2.5" disks are a particularly strange breed. There are super fast ones (10K or even 15K RPM), with SAS interfaces, for enterprise use. Often very small capacity (less than 1TB), but really good speed (latency is obvious, and IOps is also fabulous, albeit with high power consumption). There are cheap ones, made for laptops, with SATA interface. Typically very low RPM (5400 or so), typically good capacity. They tend to be built to survive mechanical shock, but life in a laptop is just really hard for a disk (temperature, vibration, shock). 

Both kinds are dying out. The high-speed ones because SSDs have eaten their lunch. The laptop ones because most laptops sold today come with SSD. I think the best and last of that generation were the IBM/Hitachi Travelstar disks; I don't know whether WD ever built a worthy successor under their own brand name.
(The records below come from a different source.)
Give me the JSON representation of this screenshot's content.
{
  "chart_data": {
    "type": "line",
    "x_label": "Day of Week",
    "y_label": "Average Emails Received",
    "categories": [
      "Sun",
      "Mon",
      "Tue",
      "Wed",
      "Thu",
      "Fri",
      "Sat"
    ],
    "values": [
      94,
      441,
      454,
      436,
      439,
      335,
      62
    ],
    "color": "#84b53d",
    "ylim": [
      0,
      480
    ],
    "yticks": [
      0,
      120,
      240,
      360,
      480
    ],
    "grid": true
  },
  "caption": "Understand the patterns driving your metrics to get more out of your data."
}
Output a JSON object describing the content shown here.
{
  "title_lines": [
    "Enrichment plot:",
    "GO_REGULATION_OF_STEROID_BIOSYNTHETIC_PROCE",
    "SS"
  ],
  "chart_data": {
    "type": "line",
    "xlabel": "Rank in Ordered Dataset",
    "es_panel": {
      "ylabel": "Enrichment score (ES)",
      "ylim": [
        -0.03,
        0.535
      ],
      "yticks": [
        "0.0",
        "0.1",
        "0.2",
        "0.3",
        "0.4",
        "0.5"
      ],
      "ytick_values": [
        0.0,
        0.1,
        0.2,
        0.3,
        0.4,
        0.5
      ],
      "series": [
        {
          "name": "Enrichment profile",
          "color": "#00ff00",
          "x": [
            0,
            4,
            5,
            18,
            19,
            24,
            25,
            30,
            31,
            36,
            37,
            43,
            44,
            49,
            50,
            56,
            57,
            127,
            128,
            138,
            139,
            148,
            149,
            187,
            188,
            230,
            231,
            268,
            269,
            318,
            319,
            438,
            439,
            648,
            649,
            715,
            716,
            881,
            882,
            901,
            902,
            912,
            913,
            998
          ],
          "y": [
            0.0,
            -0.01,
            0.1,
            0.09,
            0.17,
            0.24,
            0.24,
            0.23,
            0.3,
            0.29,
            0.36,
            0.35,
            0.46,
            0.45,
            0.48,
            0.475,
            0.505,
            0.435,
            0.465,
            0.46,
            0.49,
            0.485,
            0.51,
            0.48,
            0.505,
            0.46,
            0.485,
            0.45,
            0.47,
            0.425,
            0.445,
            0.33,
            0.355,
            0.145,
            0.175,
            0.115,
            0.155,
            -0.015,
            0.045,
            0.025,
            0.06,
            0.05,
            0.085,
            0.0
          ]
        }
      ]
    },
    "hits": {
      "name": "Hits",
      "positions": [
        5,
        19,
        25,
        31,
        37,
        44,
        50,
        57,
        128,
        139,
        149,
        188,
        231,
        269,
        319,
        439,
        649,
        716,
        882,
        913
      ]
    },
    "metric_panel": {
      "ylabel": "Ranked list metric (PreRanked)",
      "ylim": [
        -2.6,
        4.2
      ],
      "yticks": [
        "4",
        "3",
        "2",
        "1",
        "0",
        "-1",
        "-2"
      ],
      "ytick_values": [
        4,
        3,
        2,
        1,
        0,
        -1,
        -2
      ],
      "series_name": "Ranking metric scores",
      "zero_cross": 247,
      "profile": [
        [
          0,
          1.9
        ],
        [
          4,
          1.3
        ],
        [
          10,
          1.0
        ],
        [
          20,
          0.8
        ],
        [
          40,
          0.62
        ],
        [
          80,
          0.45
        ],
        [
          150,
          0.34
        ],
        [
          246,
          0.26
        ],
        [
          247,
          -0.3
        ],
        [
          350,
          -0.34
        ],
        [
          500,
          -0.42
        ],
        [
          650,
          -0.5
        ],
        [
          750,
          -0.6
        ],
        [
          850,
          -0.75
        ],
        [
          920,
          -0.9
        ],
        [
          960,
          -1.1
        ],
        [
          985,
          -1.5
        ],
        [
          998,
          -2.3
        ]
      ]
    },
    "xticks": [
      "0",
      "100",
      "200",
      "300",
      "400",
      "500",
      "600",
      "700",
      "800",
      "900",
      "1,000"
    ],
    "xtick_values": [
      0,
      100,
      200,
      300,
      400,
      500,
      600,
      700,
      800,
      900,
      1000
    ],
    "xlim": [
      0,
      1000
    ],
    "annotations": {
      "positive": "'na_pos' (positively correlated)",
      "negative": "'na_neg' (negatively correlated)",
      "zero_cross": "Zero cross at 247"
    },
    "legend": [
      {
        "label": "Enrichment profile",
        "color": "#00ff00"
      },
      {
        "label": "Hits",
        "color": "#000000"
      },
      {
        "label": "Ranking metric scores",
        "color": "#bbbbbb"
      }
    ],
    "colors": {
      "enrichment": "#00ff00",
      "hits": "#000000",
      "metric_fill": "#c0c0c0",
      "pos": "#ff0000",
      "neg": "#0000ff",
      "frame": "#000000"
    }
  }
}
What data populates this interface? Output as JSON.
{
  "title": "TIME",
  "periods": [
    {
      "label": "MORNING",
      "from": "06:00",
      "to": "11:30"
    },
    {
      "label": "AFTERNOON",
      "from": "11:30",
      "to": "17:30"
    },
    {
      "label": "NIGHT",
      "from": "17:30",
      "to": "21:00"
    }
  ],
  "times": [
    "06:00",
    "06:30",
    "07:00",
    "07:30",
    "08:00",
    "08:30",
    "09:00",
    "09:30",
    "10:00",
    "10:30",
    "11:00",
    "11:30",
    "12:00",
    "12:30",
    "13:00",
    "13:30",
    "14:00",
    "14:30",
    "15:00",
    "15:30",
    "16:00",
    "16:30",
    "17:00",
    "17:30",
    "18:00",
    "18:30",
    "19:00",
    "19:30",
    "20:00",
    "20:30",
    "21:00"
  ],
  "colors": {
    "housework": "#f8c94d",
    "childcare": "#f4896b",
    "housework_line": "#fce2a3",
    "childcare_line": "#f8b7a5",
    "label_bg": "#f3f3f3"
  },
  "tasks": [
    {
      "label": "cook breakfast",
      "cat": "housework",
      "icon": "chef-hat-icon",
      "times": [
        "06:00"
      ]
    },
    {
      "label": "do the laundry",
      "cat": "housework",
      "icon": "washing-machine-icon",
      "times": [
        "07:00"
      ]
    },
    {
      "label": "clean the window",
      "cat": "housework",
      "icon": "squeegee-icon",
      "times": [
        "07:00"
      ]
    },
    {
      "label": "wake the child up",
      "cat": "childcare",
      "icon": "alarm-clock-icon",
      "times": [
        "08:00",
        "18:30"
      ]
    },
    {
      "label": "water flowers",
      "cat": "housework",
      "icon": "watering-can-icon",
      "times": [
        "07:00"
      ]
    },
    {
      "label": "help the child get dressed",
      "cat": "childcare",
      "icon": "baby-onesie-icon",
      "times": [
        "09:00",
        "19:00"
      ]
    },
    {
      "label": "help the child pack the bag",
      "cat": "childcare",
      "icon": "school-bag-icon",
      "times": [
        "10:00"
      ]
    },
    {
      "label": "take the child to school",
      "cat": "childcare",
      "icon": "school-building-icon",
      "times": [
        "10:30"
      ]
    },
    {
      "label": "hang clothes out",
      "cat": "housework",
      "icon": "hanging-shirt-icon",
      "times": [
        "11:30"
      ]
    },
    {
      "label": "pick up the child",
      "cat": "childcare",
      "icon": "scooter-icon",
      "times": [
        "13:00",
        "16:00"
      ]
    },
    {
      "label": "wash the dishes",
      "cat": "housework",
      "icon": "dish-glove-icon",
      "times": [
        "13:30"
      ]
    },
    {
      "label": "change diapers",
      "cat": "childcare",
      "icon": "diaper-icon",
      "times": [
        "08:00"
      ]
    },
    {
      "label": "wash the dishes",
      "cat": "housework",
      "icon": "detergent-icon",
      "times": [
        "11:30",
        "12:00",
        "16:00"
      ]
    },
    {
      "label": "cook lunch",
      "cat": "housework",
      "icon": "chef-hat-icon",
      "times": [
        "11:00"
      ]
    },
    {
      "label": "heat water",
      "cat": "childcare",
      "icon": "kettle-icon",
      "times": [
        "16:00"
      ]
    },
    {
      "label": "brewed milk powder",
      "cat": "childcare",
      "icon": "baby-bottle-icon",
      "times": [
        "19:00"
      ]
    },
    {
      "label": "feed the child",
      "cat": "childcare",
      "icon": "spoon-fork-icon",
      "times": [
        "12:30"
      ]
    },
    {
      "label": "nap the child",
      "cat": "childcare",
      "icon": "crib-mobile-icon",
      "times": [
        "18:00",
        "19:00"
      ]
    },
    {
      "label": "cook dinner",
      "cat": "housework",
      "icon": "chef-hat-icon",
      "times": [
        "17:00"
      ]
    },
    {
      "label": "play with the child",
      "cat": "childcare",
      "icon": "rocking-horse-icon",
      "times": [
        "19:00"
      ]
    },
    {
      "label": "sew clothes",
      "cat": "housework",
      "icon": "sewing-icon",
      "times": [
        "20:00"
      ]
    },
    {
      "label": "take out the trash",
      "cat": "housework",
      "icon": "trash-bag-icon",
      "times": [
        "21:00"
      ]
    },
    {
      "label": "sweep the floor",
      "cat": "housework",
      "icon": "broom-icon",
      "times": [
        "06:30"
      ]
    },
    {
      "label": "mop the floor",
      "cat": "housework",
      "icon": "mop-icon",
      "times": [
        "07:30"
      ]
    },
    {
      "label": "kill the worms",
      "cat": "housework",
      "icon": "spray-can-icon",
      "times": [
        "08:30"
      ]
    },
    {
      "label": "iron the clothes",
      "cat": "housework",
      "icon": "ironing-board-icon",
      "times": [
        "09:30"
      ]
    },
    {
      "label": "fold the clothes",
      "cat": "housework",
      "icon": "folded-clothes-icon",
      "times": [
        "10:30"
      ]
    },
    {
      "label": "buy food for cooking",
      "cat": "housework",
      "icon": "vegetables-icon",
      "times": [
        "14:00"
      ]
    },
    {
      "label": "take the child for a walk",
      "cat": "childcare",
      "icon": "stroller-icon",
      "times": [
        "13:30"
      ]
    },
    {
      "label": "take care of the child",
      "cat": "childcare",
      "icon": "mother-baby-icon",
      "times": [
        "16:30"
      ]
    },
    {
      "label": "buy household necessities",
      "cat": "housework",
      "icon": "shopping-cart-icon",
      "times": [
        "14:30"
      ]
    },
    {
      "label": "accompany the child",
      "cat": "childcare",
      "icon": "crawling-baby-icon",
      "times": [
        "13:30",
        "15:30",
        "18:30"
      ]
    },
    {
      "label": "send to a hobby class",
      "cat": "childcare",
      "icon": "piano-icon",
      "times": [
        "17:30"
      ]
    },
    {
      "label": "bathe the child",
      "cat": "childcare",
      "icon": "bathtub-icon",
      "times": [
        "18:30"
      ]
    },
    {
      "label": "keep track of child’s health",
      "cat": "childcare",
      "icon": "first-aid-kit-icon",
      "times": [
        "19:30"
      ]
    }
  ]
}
My suggestion: If this is a laptop, buy a SSD in the same for factor. I'm pretty fond of the Crucial SSDs for consumers, inexpensive and decent quality. If this is a desktop machine, either go to a 3.5" disk (much more selection), or again use an SSD, or follow Phishfry's advice and go to NVMe.

And note that "bad experience with ..." does not generalize. All disk vendors occasionally have lemons. This does not mean that all drives in made in the Philippines or made by Toshiba are junk.